Our company’s scientists collaborate with research teams at the Memorial Sloan Kettering Cancer Center and the Dana-Farber Cancer Institute to apply MSI technology to analyze cancer cells. The initial focus is early-stage lung adenocarcinoma, and the studies will utilize MSI to generate molecular data profiles of cancer cells in tissue and biofluids to improve the understanding of a specific cancer’s origin.
One of the advantages of MSI is that one can visualize the spatial localization of numerous biomolecules directly in tissue sections without any prior knowledge of the specific molecules being analyzed; thus, it can serve as a powerful tool for new molecular discovery.
MSI can show what is occurring at the molecular level that cannot be observed by histology alone, such as multiple subregions within a single tumor and molecular changes outside of the histological tumor margin.
Another application of MSI in cancer is what we call “pathology-directed mass spectrometry profiling.” This is a targeted approach where the pathologist defines the cell areas on a tissue section to be analyzed, and we provide molecular profiles that are specific to the tumor cell sub-types, such as high- and low-grade tumor and adjacent normal cells, thereby adding useful molecular information to the histological examination of the tumor.

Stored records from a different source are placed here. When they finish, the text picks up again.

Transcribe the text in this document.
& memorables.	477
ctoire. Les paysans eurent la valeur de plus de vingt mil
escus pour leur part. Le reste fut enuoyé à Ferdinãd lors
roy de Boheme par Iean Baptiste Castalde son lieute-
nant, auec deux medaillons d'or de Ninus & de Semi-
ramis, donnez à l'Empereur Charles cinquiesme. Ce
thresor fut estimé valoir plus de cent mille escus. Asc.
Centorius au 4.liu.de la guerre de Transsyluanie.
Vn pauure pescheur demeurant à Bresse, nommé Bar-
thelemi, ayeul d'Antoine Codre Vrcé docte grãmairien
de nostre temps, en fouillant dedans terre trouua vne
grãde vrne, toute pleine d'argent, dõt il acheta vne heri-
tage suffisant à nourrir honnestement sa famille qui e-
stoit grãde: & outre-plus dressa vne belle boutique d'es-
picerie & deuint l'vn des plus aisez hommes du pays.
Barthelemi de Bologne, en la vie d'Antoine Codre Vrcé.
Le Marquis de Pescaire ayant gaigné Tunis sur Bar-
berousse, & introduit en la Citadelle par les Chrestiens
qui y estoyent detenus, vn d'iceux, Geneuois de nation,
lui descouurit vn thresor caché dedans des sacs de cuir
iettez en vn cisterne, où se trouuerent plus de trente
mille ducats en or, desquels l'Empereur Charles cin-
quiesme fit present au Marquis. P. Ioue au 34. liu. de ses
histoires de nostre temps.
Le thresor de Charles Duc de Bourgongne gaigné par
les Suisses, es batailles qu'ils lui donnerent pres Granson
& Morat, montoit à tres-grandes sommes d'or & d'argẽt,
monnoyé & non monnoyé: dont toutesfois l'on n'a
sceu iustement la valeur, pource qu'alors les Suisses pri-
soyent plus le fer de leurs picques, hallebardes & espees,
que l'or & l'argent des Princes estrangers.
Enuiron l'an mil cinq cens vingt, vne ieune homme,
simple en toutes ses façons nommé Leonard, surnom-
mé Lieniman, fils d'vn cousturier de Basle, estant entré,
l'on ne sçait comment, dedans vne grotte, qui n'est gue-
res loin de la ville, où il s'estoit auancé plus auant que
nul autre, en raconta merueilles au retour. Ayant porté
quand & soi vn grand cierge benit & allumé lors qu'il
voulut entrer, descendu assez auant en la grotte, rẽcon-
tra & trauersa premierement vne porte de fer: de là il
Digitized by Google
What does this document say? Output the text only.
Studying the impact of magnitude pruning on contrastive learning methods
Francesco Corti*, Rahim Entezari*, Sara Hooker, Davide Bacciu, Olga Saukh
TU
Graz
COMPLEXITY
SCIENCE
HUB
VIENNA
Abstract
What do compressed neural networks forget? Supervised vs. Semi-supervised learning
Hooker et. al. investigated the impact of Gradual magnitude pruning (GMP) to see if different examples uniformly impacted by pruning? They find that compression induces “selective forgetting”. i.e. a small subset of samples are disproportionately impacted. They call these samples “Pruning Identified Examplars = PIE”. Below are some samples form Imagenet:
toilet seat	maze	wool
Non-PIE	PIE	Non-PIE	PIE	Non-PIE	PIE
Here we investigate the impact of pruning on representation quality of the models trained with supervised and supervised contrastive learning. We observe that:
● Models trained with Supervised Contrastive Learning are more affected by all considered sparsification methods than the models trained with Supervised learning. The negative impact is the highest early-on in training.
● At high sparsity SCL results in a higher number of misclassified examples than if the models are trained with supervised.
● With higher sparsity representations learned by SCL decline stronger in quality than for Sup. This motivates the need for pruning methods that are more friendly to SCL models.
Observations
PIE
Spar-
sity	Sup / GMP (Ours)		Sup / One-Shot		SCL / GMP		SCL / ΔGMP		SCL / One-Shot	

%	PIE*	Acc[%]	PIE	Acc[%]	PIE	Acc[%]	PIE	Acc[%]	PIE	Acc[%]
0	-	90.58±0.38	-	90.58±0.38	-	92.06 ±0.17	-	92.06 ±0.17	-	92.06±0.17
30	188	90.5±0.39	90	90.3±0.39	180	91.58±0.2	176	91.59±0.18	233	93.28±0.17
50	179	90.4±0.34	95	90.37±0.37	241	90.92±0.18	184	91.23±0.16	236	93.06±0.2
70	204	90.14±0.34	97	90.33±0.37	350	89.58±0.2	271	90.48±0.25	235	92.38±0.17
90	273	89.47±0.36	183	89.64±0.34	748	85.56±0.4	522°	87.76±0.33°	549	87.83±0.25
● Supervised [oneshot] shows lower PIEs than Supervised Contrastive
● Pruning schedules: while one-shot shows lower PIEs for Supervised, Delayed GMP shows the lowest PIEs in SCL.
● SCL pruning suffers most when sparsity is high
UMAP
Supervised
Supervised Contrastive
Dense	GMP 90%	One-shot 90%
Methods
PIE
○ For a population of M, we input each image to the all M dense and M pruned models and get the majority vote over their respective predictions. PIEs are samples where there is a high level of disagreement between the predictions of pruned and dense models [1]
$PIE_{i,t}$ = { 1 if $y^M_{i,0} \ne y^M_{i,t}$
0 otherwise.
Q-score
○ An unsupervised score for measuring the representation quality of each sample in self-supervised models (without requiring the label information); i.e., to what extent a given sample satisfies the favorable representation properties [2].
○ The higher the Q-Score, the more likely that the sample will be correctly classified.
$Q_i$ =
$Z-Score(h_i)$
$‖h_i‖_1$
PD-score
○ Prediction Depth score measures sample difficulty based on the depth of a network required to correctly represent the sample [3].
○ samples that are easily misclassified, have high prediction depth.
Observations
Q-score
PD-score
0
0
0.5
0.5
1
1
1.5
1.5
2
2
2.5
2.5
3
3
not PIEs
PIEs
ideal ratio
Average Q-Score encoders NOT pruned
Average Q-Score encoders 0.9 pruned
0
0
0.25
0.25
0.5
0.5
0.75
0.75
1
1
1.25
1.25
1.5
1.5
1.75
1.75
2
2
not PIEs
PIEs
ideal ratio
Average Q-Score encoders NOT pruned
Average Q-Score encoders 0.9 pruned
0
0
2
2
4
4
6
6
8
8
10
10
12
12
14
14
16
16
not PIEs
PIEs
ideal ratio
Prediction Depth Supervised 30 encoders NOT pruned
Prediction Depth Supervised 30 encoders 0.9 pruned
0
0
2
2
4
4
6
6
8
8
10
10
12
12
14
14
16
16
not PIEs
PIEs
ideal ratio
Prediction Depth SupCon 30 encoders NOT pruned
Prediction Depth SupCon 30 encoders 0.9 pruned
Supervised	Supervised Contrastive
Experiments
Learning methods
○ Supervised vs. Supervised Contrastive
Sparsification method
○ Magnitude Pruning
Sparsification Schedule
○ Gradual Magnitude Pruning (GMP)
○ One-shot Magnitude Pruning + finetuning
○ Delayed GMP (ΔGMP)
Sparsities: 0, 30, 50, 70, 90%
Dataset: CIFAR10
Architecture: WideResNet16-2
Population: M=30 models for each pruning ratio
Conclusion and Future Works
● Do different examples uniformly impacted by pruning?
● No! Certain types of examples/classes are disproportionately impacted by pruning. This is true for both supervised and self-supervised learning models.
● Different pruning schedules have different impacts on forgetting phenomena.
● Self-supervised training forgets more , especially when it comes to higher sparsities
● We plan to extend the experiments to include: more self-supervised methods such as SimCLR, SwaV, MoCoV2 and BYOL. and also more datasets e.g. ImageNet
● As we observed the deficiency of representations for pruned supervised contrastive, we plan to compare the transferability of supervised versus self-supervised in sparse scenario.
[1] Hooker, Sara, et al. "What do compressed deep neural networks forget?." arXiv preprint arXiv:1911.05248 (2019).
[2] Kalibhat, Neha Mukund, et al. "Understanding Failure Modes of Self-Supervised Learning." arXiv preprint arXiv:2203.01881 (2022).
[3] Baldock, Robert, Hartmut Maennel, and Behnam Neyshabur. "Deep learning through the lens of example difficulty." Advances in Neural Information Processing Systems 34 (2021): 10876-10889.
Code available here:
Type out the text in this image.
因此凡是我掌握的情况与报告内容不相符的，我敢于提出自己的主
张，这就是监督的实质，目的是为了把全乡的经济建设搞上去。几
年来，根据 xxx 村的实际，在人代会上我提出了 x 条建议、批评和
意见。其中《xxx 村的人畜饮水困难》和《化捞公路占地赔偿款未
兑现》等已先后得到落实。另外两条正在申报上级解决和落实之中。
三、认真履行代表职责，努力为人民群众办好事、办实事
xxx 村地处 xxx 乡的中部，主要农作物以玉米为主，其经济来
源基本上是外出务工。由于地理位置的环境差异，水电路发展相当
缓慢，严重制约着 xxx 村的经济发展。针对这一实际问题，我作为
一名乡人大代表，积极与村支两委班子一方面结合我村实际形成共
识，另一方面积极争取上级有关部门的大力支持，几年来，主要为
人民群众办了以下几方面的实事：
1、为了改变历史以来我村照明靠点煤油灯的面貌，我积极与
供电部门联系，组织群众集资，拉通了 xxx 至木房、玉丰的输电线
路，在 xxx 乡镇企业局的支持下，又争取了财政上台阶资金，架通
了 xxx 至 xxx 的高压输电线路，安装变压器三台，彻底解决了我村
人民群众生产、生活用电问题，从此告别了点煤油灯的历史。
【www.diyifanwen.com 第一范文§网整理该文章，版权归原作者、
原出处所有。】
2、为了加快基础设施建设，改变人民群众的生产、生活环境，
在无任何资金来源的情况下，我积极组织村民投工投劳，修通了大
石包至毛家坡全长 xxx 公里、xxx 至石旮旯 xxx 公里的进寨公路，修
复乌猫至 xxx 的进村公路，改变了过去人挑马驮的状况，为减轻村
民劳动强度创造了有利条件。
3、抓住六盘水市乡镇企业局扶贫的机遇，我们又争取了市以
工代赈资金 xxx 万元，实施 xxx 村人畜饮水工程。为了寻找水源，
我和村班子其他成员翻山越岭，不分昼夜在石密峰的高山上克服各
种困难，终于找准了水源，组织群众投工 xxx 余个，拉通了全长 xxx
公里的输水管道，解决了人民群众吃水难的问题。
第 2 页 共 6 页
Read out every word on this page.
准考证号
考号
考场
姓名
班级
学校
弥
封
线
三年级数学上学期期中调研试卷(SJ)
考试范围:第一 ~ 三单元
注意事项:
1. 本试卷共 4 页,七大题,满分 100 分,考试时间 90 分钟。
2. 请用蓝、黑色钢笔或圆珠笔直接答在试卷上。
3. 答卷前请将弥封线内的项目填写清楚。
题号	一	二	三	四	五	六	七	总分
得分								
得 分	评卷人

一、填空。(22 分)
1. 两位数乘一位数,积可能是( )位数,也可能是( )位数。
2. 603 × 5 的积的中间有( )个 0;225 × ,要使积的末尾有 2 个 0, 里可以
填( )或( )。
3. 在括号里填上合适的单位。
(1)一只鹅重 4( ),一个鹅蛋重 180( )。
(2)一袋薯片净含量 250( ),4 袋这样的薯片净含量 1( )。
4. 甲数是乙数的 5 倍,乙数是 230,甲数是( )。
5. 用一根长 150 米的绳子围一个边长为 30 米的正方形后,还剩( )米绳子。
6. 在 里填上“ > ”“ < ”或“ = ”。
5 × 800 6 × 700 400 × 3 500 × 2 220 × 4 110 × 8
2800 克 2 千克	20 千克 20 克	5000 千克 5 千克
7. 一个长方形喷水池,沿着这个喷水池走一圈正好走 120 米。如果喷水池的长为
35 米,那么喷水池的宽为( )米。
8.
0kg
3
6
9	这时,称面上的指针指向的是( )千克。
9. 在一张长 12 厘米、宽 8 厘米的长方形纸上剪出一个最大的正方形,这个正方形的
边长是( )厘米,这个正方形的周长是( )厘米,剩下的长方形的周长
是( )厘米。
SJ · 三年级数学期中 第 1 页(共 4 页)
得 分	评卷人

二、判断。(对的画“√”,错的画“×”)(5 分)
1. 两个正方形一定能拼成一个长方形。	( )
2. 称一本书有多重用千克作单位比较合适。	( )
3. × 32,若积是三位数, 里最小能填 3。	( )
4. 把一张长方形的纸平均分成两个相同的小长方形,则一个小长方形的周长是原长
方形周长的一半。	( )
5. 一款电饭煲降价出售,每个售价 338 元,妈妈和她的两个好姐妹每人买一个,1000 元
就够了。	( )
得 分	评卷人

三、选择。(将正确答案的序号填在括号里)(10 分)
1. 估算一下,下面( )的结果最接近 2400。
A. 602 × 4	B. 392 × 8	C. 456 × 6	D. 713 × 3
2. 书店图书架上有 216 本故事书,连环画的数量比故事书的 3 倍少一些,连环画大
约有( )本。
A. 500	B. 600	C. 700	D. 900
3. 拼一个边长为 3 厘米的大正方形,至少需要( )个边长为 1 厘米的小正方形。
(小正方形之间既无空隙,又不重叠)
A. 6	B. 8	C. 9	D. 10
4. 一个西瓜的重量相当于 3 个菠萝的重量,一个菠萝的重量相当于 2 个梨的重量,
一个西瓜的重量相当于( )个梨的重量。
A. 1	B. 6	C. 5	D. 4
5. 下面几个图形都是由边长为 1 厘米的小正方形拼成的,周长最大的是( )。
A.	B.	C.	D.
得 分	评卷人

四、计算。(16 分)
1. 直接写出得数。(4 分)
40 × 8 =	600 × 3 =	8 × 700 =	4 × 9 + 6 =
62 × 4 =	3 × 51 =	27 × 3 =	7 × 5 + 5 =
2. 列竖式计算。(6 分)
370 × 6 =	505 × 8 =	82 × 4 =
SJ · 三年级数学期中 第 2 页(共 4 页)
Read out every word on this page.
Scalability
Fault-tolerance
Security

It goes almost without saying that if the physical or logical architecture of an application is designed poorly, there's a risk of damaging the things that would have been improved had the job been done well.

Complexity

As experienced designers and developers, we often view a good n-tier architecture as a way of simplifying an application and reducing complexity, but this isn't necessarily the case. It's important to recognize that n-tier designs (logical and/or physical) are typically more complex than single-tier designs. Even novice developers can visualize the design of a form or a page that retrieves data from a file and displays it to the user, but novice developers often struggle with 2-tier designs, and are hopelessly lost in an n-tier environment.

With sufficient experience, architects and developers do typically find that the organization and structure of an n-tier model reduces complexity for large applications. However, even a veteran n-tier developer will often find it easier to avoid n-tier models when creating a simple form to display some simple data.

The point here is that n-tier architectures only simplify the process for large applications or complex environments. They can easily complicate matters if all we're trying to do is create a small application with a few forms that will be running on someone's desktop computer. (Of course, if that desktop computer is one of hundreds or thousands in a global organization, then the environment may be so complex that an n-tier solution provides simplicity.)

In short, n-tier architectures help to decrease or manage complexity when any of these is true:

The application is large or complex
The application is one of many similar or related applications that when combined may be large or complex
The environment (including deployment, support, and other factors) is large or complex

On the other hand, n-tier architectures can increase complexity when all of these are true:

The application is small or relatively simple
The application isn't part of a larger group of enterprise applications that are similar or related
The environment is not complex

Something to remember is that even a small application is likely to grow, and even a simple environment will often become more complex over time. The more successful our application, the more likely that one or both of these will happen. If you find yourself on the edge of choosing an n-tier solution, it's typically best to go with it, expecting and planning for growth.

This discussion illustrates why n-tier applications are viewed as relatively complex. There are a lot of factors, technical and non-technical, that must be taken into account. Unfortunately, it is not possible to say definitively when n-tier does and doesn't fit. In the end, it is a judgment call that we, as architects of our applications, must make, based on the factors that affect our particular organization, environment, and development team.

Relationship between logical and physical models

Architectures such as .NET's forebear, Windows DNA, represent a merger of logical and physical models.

Improvements in the management and treatment of cancer can have a huge, positive impact on our society, with substantial social and economic benefits far beyond the individual. With the advent of MSI technology, a new capability is now available to rapidly and comprehensively provide molecular profiles of cancer cells, to elucidate the molecular changes that characterize the specific tumor, offering the promise of new, cancer disease stage-specific biomarkers and points of therapeutic intervention that can lead to improved treatment outcomes.
Stephen Turner is CEO and chairman of the board at Protea Biosciences, positions he has held since founding the company in July 2001. Previously, he has also held executive leadership positions at Quorum Sciences Inc., Oncor Inc. and Bethesda Research Laboratories Inc., which he founded in 1975, and also served as director of marketing for Becton, Dickinson & Co.'s Clinical Microbiology Division. Turner received his B.A. from Stanford University in 1967, and in 1994, was awarded the Ernst & Young Entrepreneur of the Year Award in Life Sciences for the Washington D.C. Region.